だが、そこへ意外な助けが入ったのである。
「待ってくれアンジェレーナ様。彼は、私が魔王軍と戦うための貴重な戦力だ。欲しい」
「えっ! レヴィア様、あんな不良騎士が欲しいんですか……!?」
「欲しい。魔法も使わずに、あれだけ戦える戦士はそうはいない。私は戦士の品性や人格は問わない。あの戦力が欲しい」
「わ、分かりましたっ。あげます!」
「あれえ。俺の立場がいとも容易く譲渡されたんだけど」
「叔父さんもこっち側だな。毎日魔王軍と戦ったりしてて楽しいぞ」
俺はゼインの肩を叩いた。
「毎日ぃ!? 死んじゃうぞ俺は」
「だがここにいても処刑されるかもしれないぞ。敵前逃亡だろ」
「ううっ」
「ゼインさんも一緒に来ればいいんですよ!」
「ええ、その通りですね」
既に、レヴィア姫パーティ一行は、ゼイン受け入れムードである。
後日、ユーティリット王国から正式に、ゼインをユーティリットの騎士として所属変更手続きを行うという話になり、彼の身柄はこちらに引き渡された。
話をしているアンジェレーナ姫は、始終レヴィアにデレデレなので、彼女の正常な判断力が無くなっていたことが、このスムーズな話の進行を産んだに違いない。
「ところでメリッサ、質問があるんだけど」
「なんですか? またろくでもない質問です?」
「うん。俺も姫様も覚えてないんだけど、ナーバンって知ってる?」
「さっき助けたマクベロンの魔導師ですよね? 私たち、そのまま放ったらかしにして来ちゃいましたけど」
「ああ、彼か!!」
「ウェスカーさん、本当に覚える気が無いことは覚えないですよね。姫様にはそっちの方面、何も期待してないですけど」
「いやいや、でもメリッサがいてくれて助かった。ありがとう。これからもよろしく」
「いやいやいや、二人共、もう少し頭を使いましょうよ……!」
メリッサの突っ込みを背後に、俺はレヴィア姫に報告である。
「姫様、やっぱりメリッサが知ってましたよ。ナーバンってさっき助けたあの魔導師です」
「なんだって!? そうだったのか……。いや、待てよ。私もこう、記憶の遥か彼方にあの男の顔があるような……」
「よし、そうなれば急いで行きましょう! おーいみんな! さっさとユーティリット王国に帰るぞ! 途中で魔導師を拾っていく!」
「帰りましょう帰りましょう。

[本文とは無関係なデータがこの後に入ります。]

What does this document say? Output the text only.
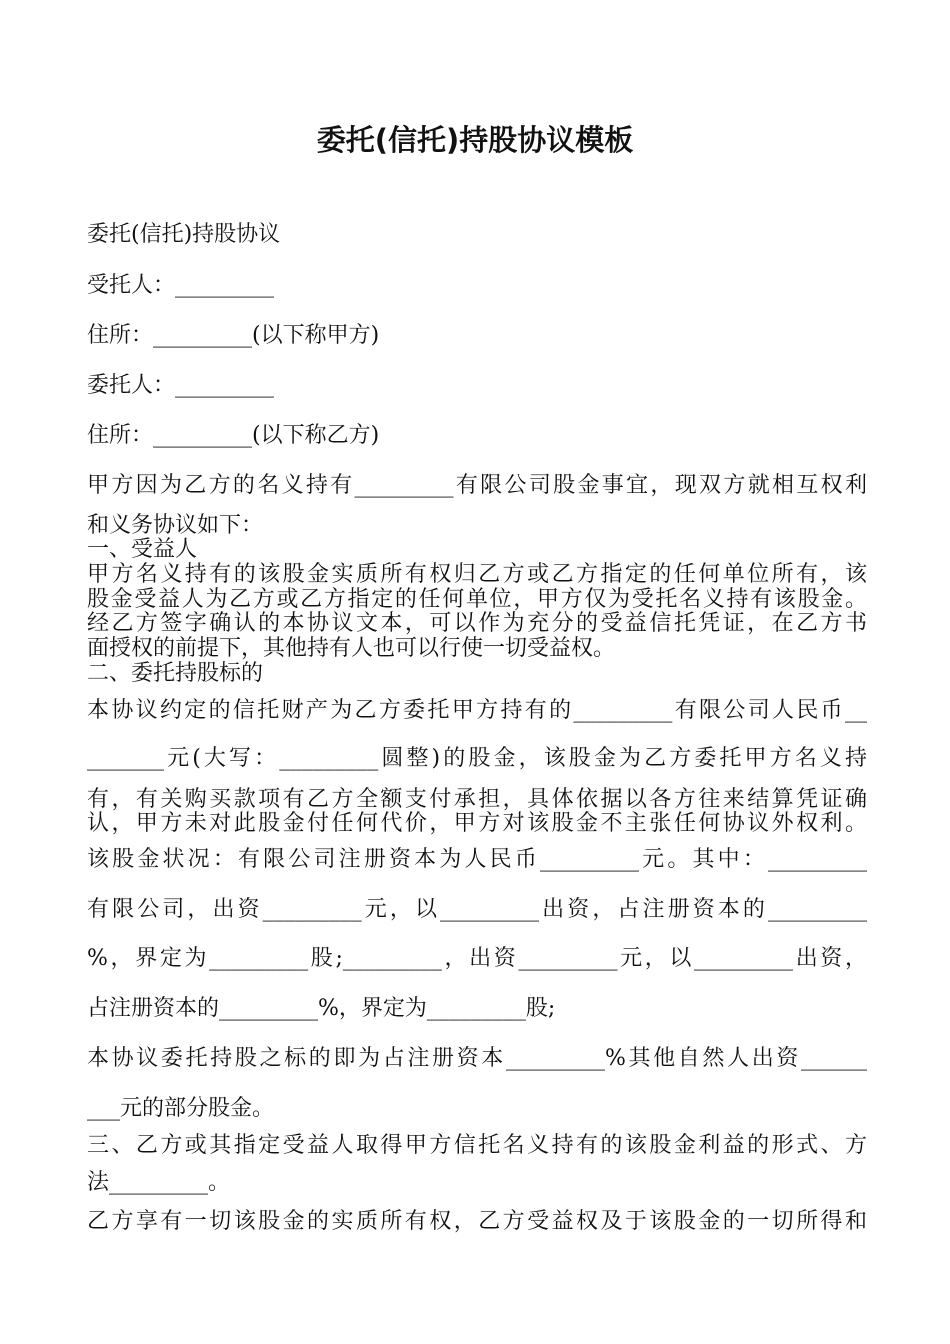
委托(信托)持股协议模板

委托(信托)持股协议

受托人：_________

住所：_________(以下称甲方)

委托人：_________

住所：_________(以下称乙方)

甲方因为乙方的名义持有_________有限公司股金事宜，现双方就相互权利

和义务协议如下：

一、受益人

甲方名义持有的该股金实质所有权归乙方或乙方指定的任何单位所有，该

股金受益人为乙方或乙方指定的任何单位，甲方仅为受托名义持有该股金。

经乙方签字确认的本协议文本，可以作为充分的受益信托凭证，在乙方书

面授权的前提下，其他持有人也可以行使一切受益权。

二、委托持股标的

本协议约定的信托财产为乙方委托甲方持有的_________有限公司人民币__

_______元(大写：_________圆整)的股金，该股金为乙方委托甲方名义持

有，有关购买款项有乙方全额支付承担，具体依据以各方往来结算凭证确

认，甲方未对此股金付任何代价，甲方对该股金不主张任何协议外权利。

该股金状况：有限公司注册资本为人民币_________元。其中：_________

有限公司，出资_________元，以_________出资，占注册资本的_________

%，界定为_________股;_________，出资_________元，以_________出资，

占注册资本的_________%，界定为_________股;

本协议委托持股之标的即为占注册资本_________%其他自然人出资______

___元的部分股金。

三、乙方或其指定受益人取得甲方信托名义持有的该股金利益的形式、方

法_________。

乙方享有一切该股金的实质所有权，乙方受益权及于该股金的一切所得和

ほら、ここに荷車をもう用意してあります」
既に前もって、ゴーレムに荷車をくくりつけているクリストファ。
ゼインも車の中に収まっている。
「ああもう、やけくそだ! 行くなら行こうぜ! 戻っても地獄、進んだらもっと地獄かも知れないが未知数! ならとりあえず進むのが俺の主義だ!」
「よし! ではみんな、私たちは帰還する! 次なる目的は、新たなるピースを手に入れることだ!」
レヴィア姫が宣言すると同時に、ソファゴーレムは走り出した。
「レヴィア様……」
アンジェレーナ姫が、何故かずっとその姿を見送っていたのである。